Per l’incredibile densità di gallerie e artisti, appunto lì dimoranti, già in strada si aveva più che una percezione dei nuovi orientamenti: anche solo attraverso le vetrine si percepiva, più che a Madison prima, il profumo acre delle nuove mitologie, il New Dada e la Pop art e poi l’Arte concettuale. Lì si sarebbe più tardi imposto il modello espositivo non più bottega ma deposito d’arte di Leo Castelli e dunque sarebbe iniziato il suo strapotere (benefico) nella West Broadway con nuovi cantori come Dan Flavin, Donald Judd e Joseph Kosuth; ma a cento metri da lì comandavano Carl Andre e Michael Heizer e si sottraeva vistosamente al confronto ravvicinato l’astro nascente On Kawara, che si dice allevasse farfalle in libertà nel suo studio e dipingesse senza sosta un quadretto precisissimo con la sola data del giorno; ne conservo uno datato «Sept. 17, 1975».
Questa diaspora provvidenziale avrebbe permesso a tutti, oltreché, beninteso, al professor Rosenblum, di vedere e dibattere democraticamente l’arte per strada (anche se ammoniva Carl Andre: «L’arte serve la rivoluzione, l’arte serve il capitalismo, l’arte serve entrambi e nessuno dei due» e si basa solo sulla selezione elitaria dei talenti e la democrazia è invece latitante).
Diceva Massimo Mila,
che a Torino, alla fine degli anni Cinquanta e nei primi anni Sessanta, tra via Viotti, via Po, Torri Palatine e poi via Carlo Alberto, ci si poteva tenere aggiornati sugli sviluppi dell’arte figurativa e/o le sue devianze senza scalare le vette dei voli transoceanici. Il professor Mila di vette si intendeva; da alpinista di altri tempi, aveva scalato quasi 60 cime di 4mila metri tra Alpi e Caucaso. Il grande musicologo, eccelso studioso del melodramma verdiano, oltre a farsi sette anni di galera a Regina Coeli (dove però avrebbe tradotto Le affinità elettive di Goethe), aver militato come partigiano di Giustizia e Libertà, aveva la sanissima abitudine di polemizzare sorridendo.
Le sue visite frequenti nella mia galleria di piazza Carlo Alberto, nella prima metà degli anni Sessanta, allora pochissimo frequentata a parte qualche addetto ai lavori, mi riempivano di orgoglio, concedendomi di sentire dal vivo, purtroppo raramente, delle perle di alpinismo, storia della musica, non senza brevi excursus nel suo passato politico degli anni Trenta.
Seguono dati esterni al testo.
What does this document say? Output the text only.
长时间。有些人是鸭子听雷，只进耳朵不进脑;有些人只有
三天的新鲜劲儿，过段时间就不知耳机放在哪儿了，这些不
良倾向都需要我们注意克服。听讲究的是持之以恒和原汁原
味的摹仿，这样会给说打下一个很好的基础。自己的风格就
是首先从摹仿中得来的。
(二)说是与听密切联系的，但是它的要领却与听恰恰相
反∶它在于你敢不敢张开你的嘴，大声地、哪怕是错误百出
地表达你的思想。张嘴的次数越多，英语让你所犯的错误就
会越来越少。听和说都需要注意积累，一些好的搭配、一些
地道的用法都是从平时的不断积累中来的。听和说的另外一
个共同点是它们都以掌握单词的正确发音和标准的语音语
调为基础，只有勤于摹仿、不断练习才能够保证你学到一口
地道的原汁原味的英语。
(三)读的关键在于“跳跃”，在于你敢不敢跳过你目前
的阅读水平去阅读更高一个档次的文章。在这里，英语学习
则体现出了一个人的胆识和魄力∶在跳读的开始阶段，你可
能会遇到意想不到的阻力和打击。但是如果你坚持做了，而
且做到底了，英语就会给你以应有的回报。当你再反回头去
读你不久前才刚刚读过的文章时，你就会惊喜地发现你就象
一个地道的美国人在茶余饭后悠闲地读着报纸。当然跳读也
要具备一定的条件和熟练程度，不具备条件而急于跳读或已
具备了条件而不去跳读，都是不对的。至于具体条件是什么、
Obbligato di conseguenza a documentarmi su ulteriori dettagli non irrilevanti della storia patria, ho scoperto la figura di Ernesto Rossi, compagno di carcere di Mila di cui non avevo mai sentito parlare. Quest’ultimo, che dopo nove anni di reclusione era finito a Ventotene sempre per la delazione all’Ovra (la polizia segreta fascista, Ndr) del saluzzese Pitigrilli (nom de plume di Dino Segre), avrebbe concepito insieme ad Altiero Spinelli il «Manifesto di Ventotene» con le prime idee federaliste; che tempi.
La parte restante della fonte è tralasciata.